The San Francisco Gay Area
Speaking of high faggotry, the Bay Area is a gay haven. “I ran screaming from Missouri when I was 21,” is my answer to “Where are you from?” I knew coming out here that my zealot relatives wouldn’t dare set foot on San Franciscan sand. The city’s reputation protects me like a circle of salt.
It isn’t bulletproof however. Few places are in this country. In June, ten men associated with the Proud Boys picketed a drag queen story hour at a San Lorenzo library. Days after a gunman killed five at a Colorado Springs queer nightclub, a proselytizer tried to start shit in the Castro. Intentionally provoking a grieving community, he condemned the city’s gay population through an bullhorn. SFPD reportedly did nothing to stop him, despite the man allegedly not having an amplified sound permit.
After twenty minutes, somebody dumped a canful of thick white paint on the unwelcome preacher.
We can hang.
Underground raves, illegal sideshows, silent discos on BART. I learned how to party the right way here. In 2012 I attended an event held on the unrented upper floors of a downtown Oakland highrise. Local talent supplied the entertainment with DJs spinning house, jungle, drum ‘n bass, and techno. Twice we had to shut off all lights and sound because cops were entering the building. Everyone sat where they’d been standing or dancing, sworn to silence until police left the scene. The second time, right before a crewmember gave the all-clear, the DJ got the giggles. A friend shushed him gently like a mom.
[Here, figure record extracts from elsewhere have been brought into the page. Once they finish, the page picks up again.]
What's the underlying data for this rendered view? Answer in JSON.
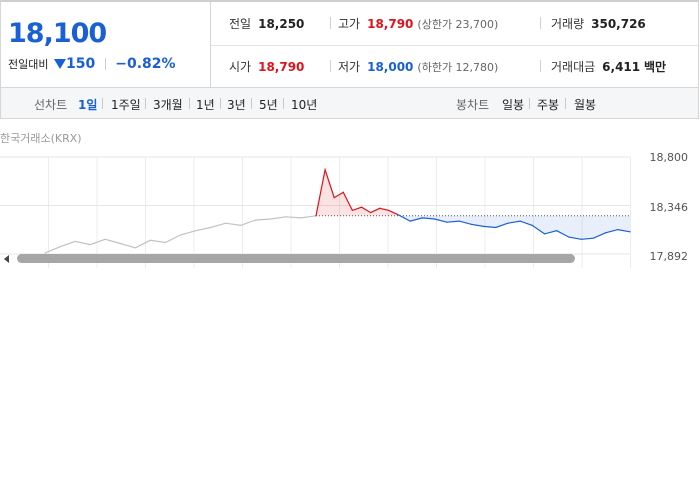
{
  "price": {
    "current": "18,100",
    "change_label": "전일대비",
    "change_amount": "150",
    "change_percent": "−0.82%"
  },
  "info": {
    "prev_close": {
      "label": "전일",
      "value": "18,250"
    },
    "high": {
      "label": "고가",
      "value": "18,790",
      "sub": "(상한가 23,700)"
    },
    "volume": {
      "label": "거래량",
      "value": "350,726"
    },
    "open": {
      "label": "시가",
      "value": "18,790"
    },
    "low": {
      "label": "저가",
      "value": "18,000",
      "sub": "(하한가 12,780)"
    },
    "amount": {
      "label": "거래대금",
      "value": "6,411",
      "unit": "백만"
    }
  },
  "tabs": {
    "period_title": "선차트",
    "period": [
      "1일",
      "1주일",
      "3개월",
      "1년",
      "3년",
      "5년",
      "10년"
    ],
    "active": "1일",
    "candle_title": "봉차트",
    "candle": [
      "일봉",
      "주봉",
      "월봉"
    ]
  },
  "chart": {
    "source": "한국거래소(KRX)",
    "y_ticks": [
      "18,800",
      "18,346",
      "17,892"
    ]
  },
  "chart_data": {
    "type": "line",
    "title": "",
    "xlabel": "",
    "ylabel": "",
    "ylim": [
      17892,
      18800
    ],
    "reference_value": 18250,
    "series": [
      {
        "values": [
          17900,
          17960,
          18010,
          17980,
          18030,
          17990,
          17950,
          18020,
          18000,
          18070,
          18110,
          18140,
          18180,
          18160,
          18210,
          18220,
          18240,
          18230,
          18250
        ]
      },
      {
        "values": [
          18250,
          18680,
          18420,
          18470,
          18300,
          18330,
          18280,
          18320,
          18300,
          18260
        ]
      },
      {
        "values": [
          18260,
          18200,
          18230,
          18220,
          18190,
          18200,
          18170,
          18150,
          18140,
          18180,
          18200,
          18160,
          18080,
          18110,
          18050,
          18030,
          18040,
          18090,
          18120,
          18100
        ]
      }
    ]
  },
  "colors": {
    "up": "#e0121c",
    "down": "#1a5fd6",
    "past": "#c2c2c2"
  }
}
Like he was telling a secret he said, “I’m so fucking high.”
SF has a mighty spirit.
Discovering more about San Francisco furthers your appreciation for it. If you can recognize its heavily layered past, you can fathom its inevitable future. You’ll learn who truly belongs to this land at the edge of the world, that San Francisco’s only constant is its ever-changing face, that the Gold Rush never really ended. You’ll understand the city is made up of its losses just as much as its successes. Shortly after the Loma Prieta earthquake claimed sixty-three lives, journalist and literary legend Herb Caen said of SF’s character:
San Francisco is diverse as f*ck.
Across the city I hear conversations in Mandarin, Cantonese, Japanese, Korean, Vietnamese, Tagalog, Spanish, French, Italian, Russian, Hebrew, Arabic, Farsi. The San Francisco Unified School District ensures wider access by offering courses in twelve of these languages. City College educates residents in French, Mandarin, German, Italian, Japanese, Russian, Spanish, and American Sign Language for virtually zero fees.
Since language is directly tied to culture, cuisine is sure to follow. You’ll no doubt find a restaurant that hits every mark of yours. Sadly it’s expensive to eat here, something I get around by shopping at ethnic grocery stores. You’d be surprised how quickly you can adapt to cooking outside your wheelhouse, and YouTube is the new Food Network. That said, I let my partner handle the Asian dishes. I can’t seem to strike a balance there.
You’ll make friends for life here.
Though it may take time (that’s true wherever you go), you’ll find your people. One of the connections you make will flower and lead to more interactions with others. If you weather the misses, you’ll see the hits. A solid bunch of friends activates what San Francisco has to offer like Mentos hitting Coke. Take that however you will. Before you know it you’ll have befriended someone who has to leave, which ages you in ways only you notice. You start labeling eras based on when certain folks enter and exit your life, when your barber closes up shop. You rent better, smarter, and that first shoddy apartment you leased just to live in San Francisco retreats into memory.
There may come a time when you have to leave. Loving it here depends on your awareness of that fact. Don’t let that perspective get you down should it try. If anything, let it move you to enjoy what’s right in front of you. Find what you like and do it with people you love. For instance, I love that whatever bar I stumble out of, a freshly grilled bacon-wrapped hot dog isn’t far away.